Percebeu-se que as empresas que obtiveram os melhores resultados foram aquelas que examinaram os critérios estabelecidos pela contratante e que já investiam nos seus níveis de segurança (critérios foram enviados com uma semana de antecedência da visita da comissão). Tal fato pode ser indicativo da falta de preparo, por parte das empresas candidatas, para este tipo de checagem e de exigência.

Devido ao fato das empresas candidatas possuírem muitas frentes de atuação (atuam em diferentes clientes ao mesmo tempo) percebeu-se uma grande dificuldade de se obter evidências objetivas da participação da Alta Administração no processo de segurança da empresa.

A verificação de campo permitiu concluir que a disseminação de procedimentos e práticas de prevenção possui evidentes oportunidades de melhoria. Houve alta incidência de incoerência entre o que se escreve (procedimento, política de segurança) e o que se faz (práticas de campo), gerando lacunas.

Por se tratar de uma ação de clima e cultura de segurança, isto é, baseada numa visão humana da segurança, percebe-se que o foco técnico que muitas empresas empregam cria uma importante lacuna no sistema de gestão de pessoas para a segurança.
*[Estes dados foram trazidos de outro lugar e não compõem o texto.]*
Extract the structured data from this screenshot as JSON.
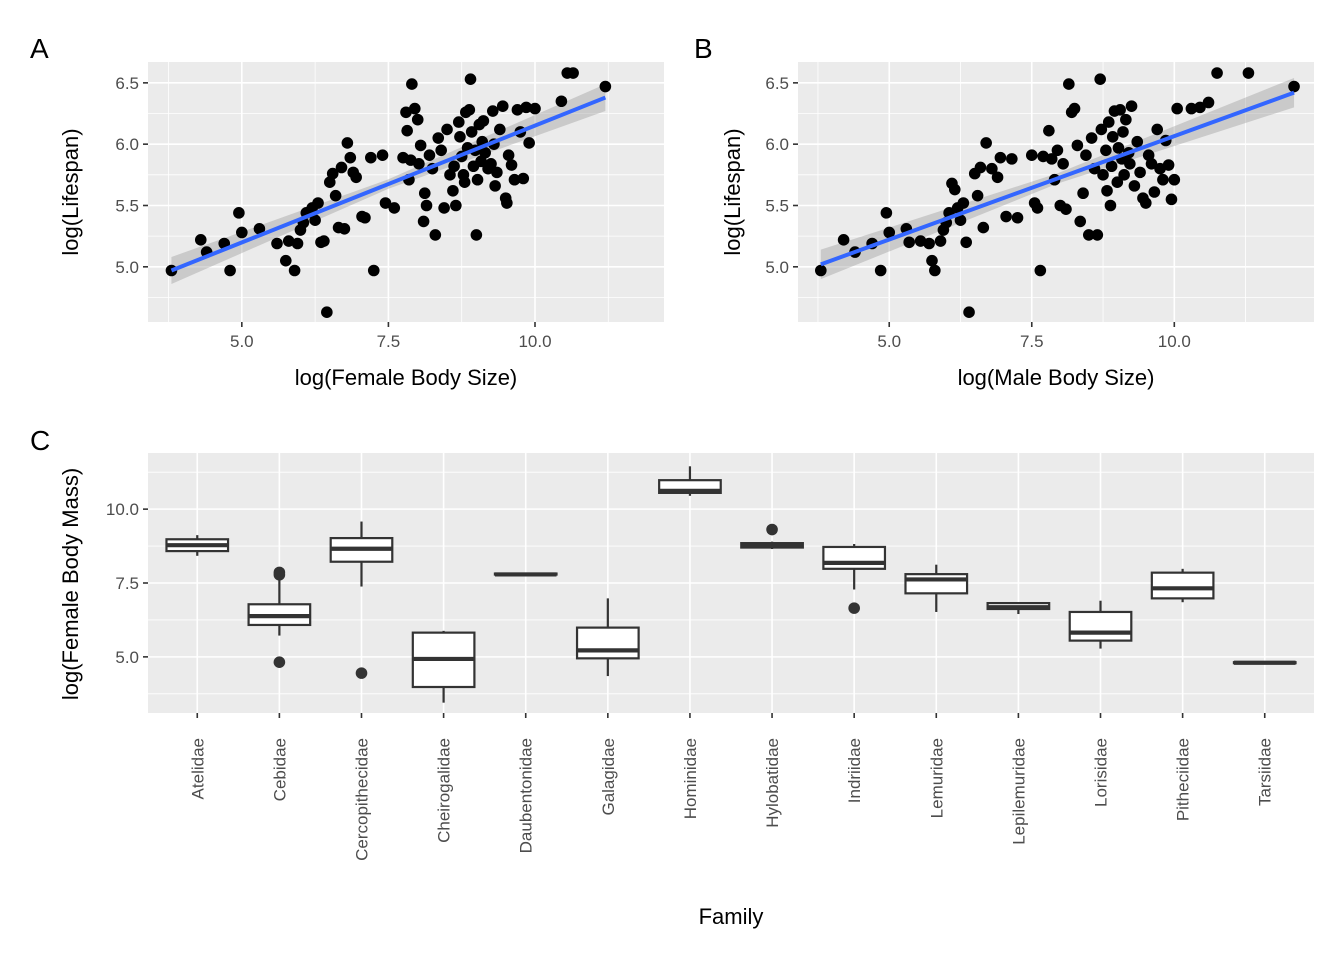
{
  "chart_data": [
    {
      "id": "A",
      "panel_tag": "A",
      "type": "scatter",
      "title": "",
      "xlabel": "log(Female Body Size)",
      "ylabel": "log(Lifespan)",
      "xlim": [
        3.4,
        12.2
      ],
      "ylim": [
        4.55,
        6.67
      ],
      "xticks": [
        5.0,
        7.5,
        10.0
      ],
      "xtick_labels": [
        "5.0",
        "7.5",
        "10.0"
      ],
      "yticks": [
        5.0,
        5.5,
        6.0,
        6.5
      ],
      "ytick_labels": [
        "5.0",
        "5.5",
        "6.0",
        "6.5"
      ],
      "grid": true,
      "fit": {
        "method": "lm",
        "x0": 3.8,
        "y0": 4.97,
        "x1": 11.2,
        "y1": 6.38,
        "se_at_ends": 0.11,
        "color": "#3366ff"
      },
      "points": [
        [
          3.8,
          4.97
        ],
        [
          4.3,
          5.22
        ],
        [
          4.4,
          5.12
        ],
        [
          4.7,
          5.19
        ],
        [
          4.8,
          4.97
        ],
        [
          4.95,
          5.44
        ],
        [
          5.0,
          5.28
        ],
        [
          5.3,
          5.31
        ],
        [
          5.6,
          5.19
        ],
        [
          5.75,
          5.05
        ],
        [
          5.8,
          5.21
        ],
        [
          5.9,
          4.97
        ],
        [
          5.95,
          5.19
        ],
        [
          6.0,
          5.3
        ],
        [
          6.05,
          5.36
        ],
        [
          6.1,
          5.44
        ],
        [
          6.2,
          5.48
        ],
        [
          6.25,
          5.38
        ],
        [
          6.3,
          5.52
        ],
        [
          6.35,
          5.2
        ],
        [
          6.4,
          5.21
        ],
        [
          6.45,
          4.63
        ],
        [
          6.5,
          5.69
        ],
        [
          6.55,
          5.76
        ],
        [
          6.6,
          5.58
        ],
        [
          6.65,
          5.32
        ],
        [
          6.7,
          5.81
        ],
        [
          6.75,
          5.31
        ],
        [
          6.8,
          6.01
        ],
        [
          6.85,
          5.89
        ],
        [
          6.9,
          5.77
        ],
        [
          6.95,
          5.73
        ],
        [
          7.05,
          5.41
        ],
        [
          7.1,
          5.4
        ],
        [
          7.2,
          5.89
        ],
        [
          7.25,
          4.97
        ],
        [
          7.4,
          5.91
        ],
        [
          7.45,
          5.52
        ],
        [
          7.6,
          5.48
        ],
        [
          7.75,
          5.89
        ],
        [
          7.8,
          6.26
        ],
        [
          7.82,
          6.11
        ],
        [
          7.85,
          5.71
        ],
        [
          7.88,
          5.87
        ],
        [
          7.9,
          6.49
        ],
        [
          7.95,
          6.29
        ],
        [
          8.0,
          6.2
        ],
        [
          8.02,
          5.84
        ],
        [
          8.05,
          5.99
        ],
        [
          8.1,
          5.37
        ],
        [
          8.12,
          5.6
        ],
        [
          8.15,
          5.5
        ],
        [
          8.2,
          5.91
        ],
        [
          8.25,
          5.8
        ],
        [
          8.3,
          5.26
        ],
        [
          8.35,
          6.05
        ],
        [
          8.4,
          5.95
        ],
        [
          8.45,
          5.48
        ],
        [
          8.5,
          6.12
        ],
        [
          8.55,
          5.75
        ],
        [
          8.6,
          5.62
        ],
        [
          8.62,
          5.82
        ],
        [
          8.65,
          5.5
        ],
        [
          8.7,
          6.18
        ],
        [
          8.72,
          6.06
        ],
        [
          8.75,
          5.9
        ],
        [
          8.78,
          5.75
        ],
        [
          8.8,
          5.69
        ],
        [
          8.82,
          6.26
        ],
        [
          8.85,
          5.97
        ],
        [
          8.88,
          6.28
        ],
        [
          8.9,
          6.53
        ],
        [
          8.92,
          6.1
        ],
        [
          8.95,
          5.82
        ],
        [
          8.98,
          5.95
        ],
        [
          9.0,
          5.26
        ],
        [
          9.02,
          5.71
        ],
        [
          9.05,
          6.16
        ],
        [
          9.08,
          5.86
        ],
        [
          9.1,
          6.02
        ],
        [
          9.12,
          6.19
        ],
        [
          9.15,
          5.93
        ],
        [
          9.2,
          5.8
        ],
        [
          9.25,
          5.84
        ],
        [
          9.28,
          6.27
        ],
        [
          9.3,
          6.0
        ],
        [
          9.32,
          5.66
        ],
        [
          9.35,
          5.77
        ],
        [
          9.4,
          6.12
        ],
        [
          9.45,
          6.31
        ],
        [
          9.5,
          5.56
        ],
        [
          9.52,
          5.52
        ],
        [
          9.55,
          5.91
        ],
        [
          9.6,
          5.83
        ],
        [
          9.65,
          5.71
        ],
        [
          9.7,
          6.28
        ],
        [
          9.75,
          6.1
        ],
        [
          9.8,
          5.72
        ],
        [
          9.85,
          6.3
        ],
        [
          9.9,
          6.01
        ],
        [
          10.0,
          6.29
        ],
        [
          10.45,
          6.35
        ],
        [
          10.55,
          6.58
        ],
        [
          10.65,
          6.58
        ],
        [
          11.2,
          6.47
        ]
      ]
    },
    {
      "id": "B",
      "panel_tag": "B",
      "type": "scatter",
      "title": "",
      "xlabel": "log(Male Body Size)",
      "ylabel": "log(Lifespan)",
      "xlim": [
        3.4,
        12.45
      ],
      "ylim": [
        4.55,
        6.67
      ],
      "xticks": [
        5.0,
        7.5,
        10.0
      ],
      "xtick_labels": [
        "5.0",
        "7.5",
        "10.0"
      ],
      "yticks": [
        5.0,
        5.5,
        6.0,
        6.5
      ],
      "ytick_labels": [
        "5.0",
        "5.5",
        "6.0",
        "6.5"
      ],
      "grid": true,
      "fit": {
        "method": "lm",
        "x0": 3.8,
        "y0": 5.02,
        "x1": 12.1,
        "y1": 6.42,
        "se_at_ends": 0.12,
        "color": "#3366ff"
      },
      "points": [
        [
          3.8,
          4.97
        ],
        [
          4.2,
          5.22
        ],
        [
          4.4,
          5.12
        ],
        [
          4.7,
          5.19
        ],
        [
          4.85,
          4.97
        ],
        [
          4.95,
          5.44
        ],
        [
          5.0,
          5.28
        ],
        [
          5.3,
          5.31
        ],
        [
          5.35,
          5.2
        ],
        [
          5.55,
          5.21
        ],
        [
          5.7,
          5.19
        ],
        [
          5.75,
          5.05
        ],
        [
          5.8,
          4.97
        ],
        [
          5.9,
          5.21
        ],
        [
          5.95,
          5.3
        ],
        [
          6.0,
          5.36
        ],
        [
          6.05,
          5.44
        ],
        [
          6.1,
          5.68
        ],
        [
          6.15,
          5.63
        ],
        [
          6.2,
          5.48
        ],
        [
          6.25,
          5.38
        ],
        [
          6.3,
          5.52
        ],
        [
          6.35,
          5.2
        ],
        [
          6.4,
          4.63
        ],
        [
          6.5,
          5.76
        ],
        [
          6.55,
          5.58
        ],
        [
          6.6,
          5.81
        ],
        [
          6.65,
          5.32
        ],
        [
          6.7,
          6.01
        ],
        [
          6.8,
          5.8
        ],
        [
          6.9,
          5.73
        ],
        [
          6.95,
          5.89
        ],
        [
          7.05,
          5.41
        ],
        [
          7.15,
          5.88
        ],
        [
          7.25,
          5.4
        ],
        [
          7.5,
          5.91
        ],
        [
          7.55,
          5.52
        ],
        [
          7.6,
          5.48
        ],
        [
          7.65,
          4.97
        ],
        [
          7.7,
          5.9
        ],
        [
          7.8,
          6.11
        ],
        [
          7.85,
          5.88
        ],
        [
          7.9,
          5.71
        ],
        [
          7.95,
          5.95
        ],
        [
          8.0,
          5.5
        ],
        [
          8.05,
          5.84
        ],
        [
          8.1,
          5.47
        ],
        [
          8.15,
          6.49
        ],
        [
          8.2,
          6.26
        ],
        [
          8.25,
          6.29
        ],
        [
          8.3,
          5.99
        ],
        [
          8.35,
          5.37
        ],
        [
          8.4,
          5.6
        ],
        [
          8.45,
          5.91
        ],
        [
          8.5,
          5.26
        ],
        [
          8.55,
          6.05
        ],
        [
          8.6,
          5.8
        ],
        [
          8.65,
          5.26
        ],
        [
          8.7,
          6.53
        ],
        [
          8.72,
          6.12
        ],
        [
          8.75,
          5.75
        ],
        [
          8.8,
          5.95
        ],
        [
          8.82,
          5.62
        ],
        [
          8.85,
          6.18
        ],
        [
          8.88,
          5.5
        ],
        [
          8.9,
          5.82
        ],
        [
          8.92,
          6.06
        ],
        [
          8.95,
          6.27
        ],
        [
          9.0,
          5.69
        ],
        [
          9.02,
          5.97
        ],
        [
          9.05,
          6.28
        ],
        [
          9.08,
          5.88
        ],
        [
          9.1,
          6.1
        ],
        [
          9.12,
          5.75
        ],
        [
          9.15,
          6.2
        ],
        [
          9.2,
          5.93
        ],
        [
          9.22,
          5.84
        ],
        [
          9.25,
          6.31
        ],
        [
          9.3,
          5.66
        ],
        [
          9.35,
          6.02
        ],
        [
          9.4,
          5.77
        ],
        [
          9.45,
          5.56
        ],
        [
          9.5,
          5.52
        ],
        [
          9.55,
          5.91
        ],
        [
          9.6,
          5.84
        ],
        [
          9.65,
          5.61
        ],
        [
          9.7,
          6.12
        ],
        [
          9.75,
          5.8
        ],
        [
          9.8,
          5.71
        ],
        [
          9.85,
          6.03
        ],
        [
          9.9,
          5.83
        ],
        [
          9.95,
          5.55
        ],
        [
          10.0,
          5.71
        ],
        [
          10.05,
          6.29
        ],
        [
          10.3,
          6.29
        ],
        [
          10.45,
          6.3
        ],
        [
          10.6,
          6.34
        ],
        [
          10.75,
          6.58
        ],
        [
          11.3,
          6.58
        ],
        [
          12.1,
          6.47
        ]
      ]
    },
    {
      "id": "C",
      "panel_tag": "C",
      "type": "boxplot",
      "title": "",
      "xlabel": "Family",
      "ylabel": "log(Female Body Mass)",
      "ylim": [
        3.1,
        11.9
      ],
      "yticks": [
        5.0,
        7.5,
        10.0
      ],
      "ytick_labels": [
        "5.0",
        "7.5",
        "10.0"
      ],
      "grid": true,
      "categories": [
        "Atelidae",
        "Cebidae",
        "Cercopithecidae",
        "Cheirogalidae",
        "Daubentonidae",
        "Galagidae",
        "Hominidae",
        "Hylobatidae",
        "Indriidae",
        "Lemuridae",
        "Lepilemuridae",
        "Lorisidae",
        "Pitheciidae",
        "Tarsiidae"
      ],
      "boxes": [
        {
          "family": "Atelidae",
          "lower_whisker": 8.42,
          "q1": 8.58,
          "median": 8.78,
          "q3": 8.98,
          "upper_whisker": 9.12,
          "outliers": []
        },
        {
          "family": "Cebidae",
          "lower_whisker": 5.72,
          "q1": 6.08,
          "median": 6.38,
          "q3": 6.78,
          "upper_whisker": 7.72,
          "outliers": [
            7.86,
            7.78,
            4.82
          ]
        },
        {
          "family": "Cercopithecidae",
          "lower_whisker": 7.38,
          "q1": 8.22,
          "median": 8.66,
          "q3": 9.02,
          "upper_whisker": 9.58,
          "outliers": [
            4.45
          ]
        },
        {
          "family": "Cheirogalidae",
          "lower_whisker": 3.45,
          "q1": 3.98,
          "median": 4.93,
          "q3": 5.82,
          "upper_whisker": 5.88,
          "outliers": []
        },
        {
          "family": "Daubentonidae",
          "lower_whisker": 7.79,
          "q1": 7.79,
          "median": 7.79,
          "q3": 7.82,
          "upper_whisker": 7.82,
          "outliers": []
        },
        {
          "family": "Galagidae",
          "lower_whisker": 4.35,
          "q1": 4.95,
          "median": 5.22,
          "q3": 5.99,
          "upper_whisker": 6.98,
          "outliers": []
        },
        {
          "family": "Hominidae",
          "lower_whisker": 10.45,
          "q1": 10.55,
          "median": 10.62,
          "q3": 10.98,
          "upper_whisker": 11.45,
          "outliers": []
        },
        {
          "family": "Hylobatidae",
          "lower_whisker": 8.65,
          "q1": 8.7,
          "median": 8.78,
          "q3": 8.85,
          "upper_whisker": 8.9,
          "outliers": [
            9.31
          ]
        },
        {
          "family": "Indriidae",
          "lower_whisker": 7.28,
          "q1": 7.98,
          "median": 8.18,
          "q3": 8.72,
          "upper_whisker": 8.82,
          "outliers": [
            6.65
          ]
        },
        {
          "family": "Lemuridae",
          "lower_whisker": 6.52,
          "q1": 7.15,
          "median": 7.62,
          "q3": 7.8,
          "upper_whisker": 8.12,
          "outliers": []
        },
        {
          "family": "Lepilemuridae",
          "lower_whisker": 6.45,
          "q1": 6.62,
          "median": 6.68,
          "q3": 6.82,
          "upper_whisker": 6.82,
          "outliers": []
        },
        {
          "family": "Lorisidae",
          "lower_whisker": 5.28,
          "q1": 5.55,
          "median": 5.82,
          "q3": 6.52,
          "upper_whisker": 6.9,
          "outliers": []
        },
        {
          "family": "Pitheciidae",
          "lower_whisker": 6.85,
          "q1": 6.98,
          "median": 7.32,
          "q3": 7.85,
          "upper_whisker": 7.98,
          "outliers": []
        },
        {
          "family": "Tarsiidae",
          "lower_whisker": 4.8,
          "q1": 4.8,
          "median": 4.8,
          "q3": 4.82,
          "upper_whisker": 4.82,
          "outliers": []
        }
      ]
    }
  ]
}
Dentre as empresas participantes, a receptividade de seus integrantes caracterizou-se por positiva e a iniciativa desse processo de certificação foi qualificada por importante. Uma das maiores dificuldades identificadas foi a de “auditar” uma empresa dentro da área industrial de seu cliente, o que gerou algumas dificuldades como: entrada dos auditores na empresa, identificar frentes de trabalho disponíveis, entre outros.

A principal conclusão obtida é que este processo pode auxiliar a todas as partes interessadas, pois permite realizar uma contratação mais pormenorizada e precisa por parte do cliente e de certa forma exige que as futuras empresas a serem contratadas antecipem-se a essas exigências atuando de maneira realmente previdente, desenvolvendo e aperfeiçoando sua cultura de segurança e praticando o cuidado e o respeito com a vida humana.

Espera-se que o prévio conhecimento da cultura de segurança das empresas de manutenção industrial deflagre um processo de incremento dos investimentos em prevenção praticados por elas e a minimização dos impactos da terceirização de mão-de-obra sobre a qualidade de vida e a saúde dos trabalhadores (próprios e contratados) e sobre a sustentabilidade organizações contratantes.